Po 10 godzinach zakończyła się akcja ratunkowa w Ustce. Jacht z załogą od pierwszej w nocy nie mógł wpłynąć do portu, przed g. 11.00 udało się. Na pokładzie było 6 osób.

REKLAMA

W nocy załoga jachtu zgłosiła awarię silnika i poprosiła Morską Służbę Poszukiwania i Ratownictwa (SAR) o asystę przy wprowadzeniu do portu.

Jak powiedział reporterowi RMF FM Stanisławowi Pawłowskiemu dyrektor SAR Sebastian Kluska na miejsce udał się statek ratowniczy Orkan. Ze względu na bardzo silną falę przybojową i jak powiedział dyrektor - "arcytrudne podejście do portu" - okazało się, że Orkan jest za dużą jednostką.
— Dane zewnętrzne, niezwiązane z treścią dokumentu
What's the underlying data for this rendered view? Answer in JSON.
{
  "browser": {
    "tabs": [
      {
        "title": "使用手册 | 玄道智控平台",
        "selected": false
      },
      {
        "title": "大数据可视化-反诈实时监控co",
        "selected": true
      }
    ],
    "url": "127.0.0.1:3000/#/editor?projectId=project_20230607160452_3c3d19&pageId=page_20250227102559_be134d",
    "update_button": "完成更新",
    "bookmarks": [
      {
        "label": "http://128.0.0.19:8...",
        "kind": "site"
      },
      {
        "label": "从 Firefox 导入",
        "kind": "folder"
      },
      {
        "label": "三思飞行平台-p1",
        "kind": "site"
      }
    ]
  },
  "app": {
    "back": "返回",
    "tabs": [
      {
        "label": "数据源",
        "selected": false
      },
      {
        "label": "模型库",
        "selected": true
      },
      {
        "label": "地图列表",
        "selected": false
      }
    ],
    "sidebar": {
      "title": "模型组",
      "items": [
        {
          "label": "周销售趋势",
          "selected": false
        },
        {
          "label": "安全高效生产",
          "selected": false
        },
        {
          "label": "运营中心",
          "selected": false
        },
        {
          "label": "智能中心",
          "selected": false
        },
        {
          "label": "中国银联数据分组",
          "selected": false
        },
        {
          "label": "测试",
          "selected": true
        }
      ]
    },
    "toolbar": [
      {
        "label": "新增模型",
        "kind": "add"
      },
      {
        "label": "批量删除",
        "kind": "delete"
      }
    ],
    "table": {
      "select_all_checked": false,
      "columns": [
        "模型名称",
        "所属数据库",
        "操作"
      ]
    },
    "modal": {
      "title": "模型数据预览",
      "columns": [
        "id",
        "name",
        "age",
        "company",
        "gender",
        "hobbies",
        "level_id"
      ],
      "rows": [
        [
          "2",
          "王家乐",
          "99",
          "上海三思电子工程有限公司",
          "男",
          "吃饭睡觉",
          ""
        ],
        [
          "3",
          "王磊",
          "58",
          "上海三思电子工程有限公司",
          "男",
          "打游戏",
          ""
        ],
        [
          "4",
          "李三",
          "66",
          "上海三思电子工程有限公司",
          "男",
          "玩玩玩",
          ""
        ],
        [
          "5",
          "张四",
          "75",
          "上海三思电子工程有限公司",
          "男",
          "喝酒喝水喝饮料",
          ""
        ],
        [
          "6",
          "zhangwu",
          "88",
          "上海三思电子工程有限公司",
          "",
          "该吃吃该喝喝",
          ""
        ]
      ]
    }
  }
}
By pomóc, z Darłowa przypłynął statek Tajfun o połowę mniejszy. Przed chwilą podjęta była kolejna próba wprowadzenia jachtu do portu. Za każdym razem ze względu na sztorm i opór wody zrywa się hol. Przed g. 11.00 udało się.

Na pokładzie jachtu było 6 osób, z czego 4 z objawami choroby morskiej i wyziębione. Zostały od razu ewakuowane przez ratowników na brzeg. Na pokładzie została dwuosobowa załoga - mówił Sebastian Kluska.

Wejście do portu w Ustce jest bardzo wąskie i nie ma tam tolerancji błędu. Jeżeli zostanie popełniony błąd jacht roztrzaska się o główki portowe. Ratownicy walczyli też o to, żeby jednostka nie osiadła na mieliźnie.